I’m late with Folk Friday today. This was testing day for my ESL students and I just finished the print errata for Heart, so I haven’t had time until now to prepare this week’s post.
This is the time of year when I often reread Rudyard Kipling’s Kim. I find it a great book for winter because it’s a feast for the senses, full of spicy food, brilliant colors, hot, dusty, crowded bazaars and exotic characters. Kipling managed to use all the senses to perfection, without overkill, as in this passage, where Kim, who is traveling across colonial India with a Tibetan lama, stops for the night at a roadside campsite.

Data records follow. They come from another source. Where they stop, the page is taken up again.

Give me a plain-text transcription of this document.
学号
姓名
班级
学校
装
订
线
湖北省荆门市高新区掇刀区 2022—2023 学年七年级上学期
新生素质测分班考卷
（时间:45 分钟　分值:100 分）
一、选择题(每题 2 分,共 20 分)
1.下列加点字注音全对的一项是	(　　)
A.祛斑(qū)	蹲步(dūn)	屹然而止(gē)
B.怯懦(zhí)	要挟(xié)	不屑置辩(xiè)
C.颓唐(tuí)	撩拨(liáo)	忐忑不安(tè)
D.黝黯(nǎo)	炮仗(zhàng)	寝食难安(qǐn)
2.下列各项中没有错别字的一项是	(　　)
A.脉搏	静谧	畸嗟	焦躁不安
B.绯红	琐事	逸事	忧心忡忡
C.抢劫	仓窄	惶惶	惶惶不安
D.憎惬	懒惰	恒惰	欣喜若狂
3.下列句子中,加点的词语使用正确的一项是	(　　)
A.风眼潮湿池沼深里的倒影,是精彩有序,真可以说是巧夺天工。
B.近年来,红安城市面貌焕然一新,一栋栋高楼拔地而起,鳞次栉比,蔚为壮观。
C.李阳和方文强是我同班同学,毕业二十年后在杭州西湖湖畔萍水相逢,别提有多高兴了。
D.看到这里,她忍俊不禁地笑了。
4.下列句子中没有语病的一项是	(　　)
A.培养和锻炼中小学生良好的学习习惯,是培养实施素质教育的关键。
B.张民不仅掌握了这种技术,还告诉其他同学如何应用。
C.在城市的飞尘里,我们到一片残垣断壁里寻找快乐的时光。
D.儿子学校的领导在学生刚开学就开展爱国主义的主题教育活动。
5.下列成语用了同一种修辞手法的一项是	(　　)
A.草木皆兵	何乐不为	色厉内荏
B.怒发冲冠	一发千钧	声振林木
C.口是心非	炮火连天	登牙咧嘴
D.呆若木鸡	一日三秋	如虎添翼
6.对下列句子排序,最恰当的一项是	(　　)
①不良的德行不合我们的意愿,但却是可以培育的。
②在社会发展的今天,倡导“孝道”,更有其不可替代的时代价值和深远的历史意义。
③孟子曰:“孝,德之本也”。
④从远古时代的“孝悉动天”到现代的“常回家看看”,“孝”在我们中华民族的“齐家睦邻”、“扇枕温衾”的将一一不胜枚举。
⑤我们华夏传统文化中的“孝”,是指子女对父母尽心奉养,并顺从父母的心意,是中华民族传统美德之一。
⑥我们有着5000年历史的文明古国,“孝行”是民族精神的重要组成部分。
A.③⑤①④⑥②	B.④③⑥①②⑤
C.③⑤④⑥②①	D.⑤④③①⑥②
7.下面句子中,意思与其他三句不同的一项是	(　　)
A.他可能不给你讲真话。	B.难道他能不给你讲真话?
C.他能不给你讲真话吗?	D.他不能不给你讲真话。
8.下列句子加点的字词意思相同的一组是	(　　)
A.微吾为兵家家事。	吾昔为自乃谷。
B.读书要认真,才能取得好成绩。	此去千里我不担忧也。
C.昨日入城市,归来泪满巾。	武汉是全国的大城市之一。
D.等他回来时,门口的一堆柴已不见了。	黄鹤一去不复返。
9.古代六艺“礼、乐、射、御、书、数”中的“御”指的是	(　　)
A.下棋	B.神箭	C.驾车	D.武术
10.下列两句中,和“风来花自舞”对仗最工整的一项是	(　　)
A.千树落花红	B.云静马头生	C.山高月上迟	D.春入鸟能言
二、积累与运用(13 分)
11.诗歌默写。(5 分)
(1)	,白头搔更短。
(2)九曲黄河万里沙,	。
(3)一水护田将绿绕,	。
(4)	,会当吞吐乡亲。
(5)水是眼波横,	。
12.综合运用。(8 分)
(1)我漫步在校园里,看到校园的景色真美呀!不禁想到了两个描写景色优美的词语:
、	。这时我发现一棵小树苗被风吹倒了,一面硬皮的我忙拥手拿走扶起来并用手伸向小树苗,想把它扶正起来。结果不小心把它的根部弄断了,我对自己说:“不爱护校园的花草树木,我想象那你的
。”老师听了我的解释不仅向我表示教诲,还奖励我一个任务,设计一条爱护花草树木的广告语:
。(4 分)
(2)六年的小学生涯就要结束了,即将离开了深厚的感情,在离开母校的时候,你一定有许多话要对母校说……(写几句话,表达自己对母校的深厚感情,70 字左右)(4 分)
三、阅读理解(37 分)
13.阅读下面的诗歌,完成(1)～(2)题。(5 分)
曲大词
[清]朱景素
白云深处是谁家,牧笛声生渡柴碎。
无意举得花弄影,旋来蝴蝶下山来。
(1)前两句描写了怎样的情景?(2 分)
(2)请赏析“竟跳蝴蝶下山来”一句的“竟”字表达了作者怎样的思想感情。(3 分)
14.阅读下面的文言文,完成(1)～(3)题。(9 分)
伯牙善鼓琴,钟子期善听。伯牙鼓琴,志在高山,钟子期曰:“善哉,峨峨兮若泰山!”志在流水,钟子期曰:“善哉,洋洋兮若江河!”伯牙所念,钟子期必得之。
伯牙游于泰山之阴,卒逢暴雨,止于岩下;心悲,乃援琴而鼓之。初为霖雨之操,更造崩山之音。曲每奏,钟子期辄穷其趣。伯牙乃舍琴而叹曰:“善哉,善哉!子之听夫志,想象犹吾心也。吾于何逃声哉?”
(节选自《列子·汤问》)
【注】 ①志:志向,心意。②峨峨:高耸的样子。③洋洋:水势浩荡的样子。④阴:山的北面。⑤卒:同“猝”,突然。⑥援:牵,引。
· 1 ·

By this time the sun was driving broad golden spokes through the lower branches of the mango-trees; the parakeets and doves were coming home in their hundreds; the chattering, grey-backed Seven Sisters, talking over the day’s adventures, walked back and forth in twos and threes almost under the feet of the travellers; and shuffling and scuffling in the branches showed that the bats were ready to go out on the night-picket. Swiftly the light gathered itself together, painted for an instant the faces and the cart-wheels and the bullocks’ horns as red as blood. Then the night fell, changing the touch of the air, drawing a low, even haze, like a gossamer veil of blue, across the face of the country, and bringing out, keen and distinct, the smell of wood-smoke and cattle and the good scent of wheaten cakes cooked on ashes. Te evening patrol hurried out of the police-station with important coughings and reiterated orders; and a live charcoal ball in the cup of a wayside carter’s hookah glowed red while Kim’s eye mechanically watched the last flicker of the sun on the brass tweezers.
I can smell the cattle and smoke and cakes, see the birds against the darkening sky, feel the day’s heat fading. Without wasted words, I’m there. This book is one of the reasons I’d like to set Nolan Cochrane’s story in India. But, for now, I’m here in Halifax with Liam, who has just found himself in a heap of trouble.
Reading through Heart to do the errata made me think about songs Martin Rainnie would enjoy. He’s more of a fiddler than a singer, but he does sing a couple of times in the story, and one of the songs he chooses is ‘The Water is Wide.’ It’s also a favourite of mine, especially the melody.
I think Martin would like this version. It’s simple and heartfelt. Enjoy!